German Finance Minister Wolfgang Schaeuble played down concerns that Spain could be the next euro-zone country to seek a bailout. He expressed optimism that the G20 will increase IMF resources by $400 billion by the time the meetings conclude.
U.S. Treasury Under Secretary Lael Brainard said Europe must commit to do whatever it takes to address its debt problems, but should be careful to avoid a “downward spiral of austerity and recession.” She reiterated that Washington has no intention to throw more money in the IMF’s pot.
A number of emerging market economies, including China, Brazil and Russia, are also being cautious about ponying up money, although the funds would be designated to help countries outside of Europe. These economies want firm commitments that any new resources will be accompanied by more voting power in the global lender.

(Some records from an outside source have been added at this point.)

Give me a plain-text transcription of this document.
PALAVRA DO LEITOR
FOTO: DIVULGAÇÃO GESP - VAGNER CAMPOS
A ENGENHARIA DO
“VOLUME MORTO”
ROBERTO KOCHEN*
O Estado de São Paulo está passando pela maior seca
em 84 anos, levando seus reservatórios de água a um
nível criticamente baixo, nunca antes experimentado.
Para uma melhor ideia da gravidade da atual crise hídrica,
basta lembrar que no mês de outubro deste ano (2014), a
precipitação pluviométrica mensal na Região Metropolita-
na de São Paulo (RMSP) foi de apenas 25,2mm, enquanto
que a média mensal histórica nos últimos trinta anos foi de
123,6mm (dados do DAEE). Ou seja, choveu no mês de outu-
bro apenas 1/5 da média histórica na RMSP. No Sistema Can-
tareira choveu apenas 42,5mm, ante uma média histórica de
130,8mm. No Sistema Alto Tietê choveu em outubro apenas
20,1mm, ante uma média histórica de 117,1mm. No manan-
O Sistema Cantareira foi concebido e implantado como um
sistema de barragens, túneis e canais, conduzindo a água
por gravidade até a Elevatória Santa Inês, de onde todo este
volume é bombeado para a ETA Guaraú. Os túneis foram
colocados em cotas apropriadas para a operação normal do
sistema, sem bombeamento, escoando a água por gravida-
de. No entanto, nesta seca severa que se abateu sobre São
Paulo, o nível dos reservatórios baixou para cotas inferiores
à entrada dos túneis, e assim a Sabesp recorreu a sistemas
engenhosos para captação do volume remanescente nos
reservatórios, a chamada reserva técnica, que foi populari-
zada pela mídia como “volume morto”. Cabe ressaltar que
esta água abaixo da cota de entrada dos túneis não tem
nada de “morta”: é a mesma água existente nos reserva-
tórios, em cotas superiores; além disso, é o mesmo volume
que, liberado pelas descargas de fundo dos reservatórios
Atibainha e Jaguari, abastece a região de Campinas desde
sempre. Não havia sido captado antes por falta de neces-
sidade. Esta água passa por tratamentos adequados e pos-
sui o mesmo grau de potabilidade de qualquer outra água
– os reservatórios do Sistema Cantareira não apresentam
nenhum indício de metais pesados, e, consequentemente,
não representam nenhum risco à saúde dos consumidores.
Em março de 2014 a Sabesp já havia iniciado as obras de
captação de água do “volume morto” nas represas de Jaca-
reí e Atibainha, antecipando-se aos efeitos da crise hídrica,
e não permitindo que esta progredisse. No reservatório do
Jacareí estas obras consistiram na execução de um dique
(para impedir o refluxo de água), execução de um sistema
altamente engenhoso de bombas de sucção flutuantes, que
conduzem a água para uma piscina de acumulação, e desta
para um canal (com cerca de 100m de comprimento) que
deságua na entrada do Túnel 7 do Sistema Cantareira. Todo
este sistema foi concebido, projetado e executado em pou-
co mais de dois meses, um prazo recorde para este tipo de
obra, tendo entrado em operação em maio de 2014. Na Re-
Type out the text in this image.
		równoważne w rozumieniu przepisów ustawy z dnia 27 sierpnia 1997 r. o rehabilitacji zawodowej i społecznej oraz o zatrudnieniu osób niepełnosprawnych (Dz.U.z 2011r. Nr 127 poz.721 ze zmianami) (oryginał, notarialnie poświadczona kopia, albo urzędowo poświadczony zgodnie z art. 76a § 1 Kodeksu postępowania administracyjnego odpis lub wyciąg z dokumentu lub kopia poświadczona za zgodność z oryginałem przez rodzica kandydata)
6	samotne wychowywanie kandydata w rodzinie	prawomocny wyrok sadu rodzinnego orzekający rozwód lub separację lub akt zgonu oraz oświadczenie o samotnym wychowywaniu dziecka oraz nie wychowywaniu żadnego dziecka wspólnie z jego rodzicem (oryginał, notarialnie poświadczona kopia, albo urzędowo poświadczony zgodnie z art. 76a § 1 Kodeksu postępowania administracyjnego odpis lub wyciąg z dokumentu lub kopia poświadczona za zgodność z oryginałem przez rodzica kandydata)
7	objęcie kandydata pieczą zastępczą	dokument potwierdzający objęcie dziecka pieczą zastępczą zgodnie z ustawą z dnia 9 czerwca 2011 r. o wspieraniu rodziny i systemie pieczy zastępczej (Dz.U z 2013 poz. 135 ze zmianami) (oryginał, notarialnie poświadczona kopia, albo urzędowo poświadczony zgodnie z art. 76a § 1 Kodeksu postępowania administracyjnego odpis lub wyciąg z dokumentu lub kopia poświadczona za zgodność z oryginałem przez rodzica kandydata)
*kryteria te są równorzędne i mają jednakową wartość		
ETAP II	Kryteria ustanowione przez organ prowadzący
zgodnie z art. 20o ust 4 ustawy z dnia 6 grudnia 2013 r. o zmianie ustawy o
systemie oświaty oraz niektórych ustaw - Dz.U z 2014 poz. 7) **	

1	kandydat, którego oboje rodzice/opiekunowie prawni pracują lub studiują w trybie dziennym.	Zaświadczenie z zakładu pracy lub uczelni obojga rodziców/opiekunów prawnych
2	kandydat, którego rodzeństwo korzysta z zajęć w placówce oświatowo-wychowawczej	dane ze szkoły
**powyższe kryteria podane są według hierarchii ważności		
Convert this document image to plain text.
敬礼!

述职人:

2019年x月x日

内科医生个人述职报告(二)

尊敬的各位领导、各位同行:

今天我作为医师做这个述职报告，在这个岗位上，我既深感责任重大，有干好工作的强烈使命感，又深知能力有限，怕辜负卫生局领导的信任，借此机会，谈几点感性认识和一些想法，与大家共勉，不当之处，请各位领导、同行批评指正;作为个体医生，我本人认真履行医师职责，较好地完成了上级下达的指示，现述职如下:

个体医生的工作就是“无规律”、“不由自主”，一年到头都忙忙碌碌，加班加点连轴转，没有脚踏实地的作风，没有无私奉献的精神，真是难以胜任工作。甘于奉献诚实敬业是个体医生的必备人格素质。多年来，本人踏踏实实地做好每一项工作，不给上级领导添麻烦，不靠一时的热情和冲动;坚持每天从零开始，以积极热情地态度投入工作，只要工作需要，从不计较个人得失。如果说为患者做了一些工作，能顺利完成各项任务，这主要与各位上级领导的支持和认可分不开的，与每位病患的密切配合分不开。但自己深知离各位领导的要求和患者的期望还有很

They have been frustrated with the slow pace of governance reforms. The United States is holding up approval of vote reforms agreed in 2010 that would make China the IMF’s third-largest shareholder and boost voting shares for Brazil and India. Negotiations have already begun on the next stage of voting reform, which is expected to be completed in 2013.
Brainard said the United States would seek congressional approval for the quota reform “at an appropriate time.”
In January, the IMF said it needed an additional $500 billion to lend and another $100 billion for reserves to comfortably guard against risks posted by the euro-zone crisis. Euro-zone countries have already committed to provide 150 billion euros ($200 billion) and they hope other European Union countries, notably Britain, will pledge up to 50 billion euros ($65 billion).
G20 said China and Saudi Arabia were expected to commit funds, with smaller amounts coming from Brazil, Russia, Mexico and Poland, Reuters reported.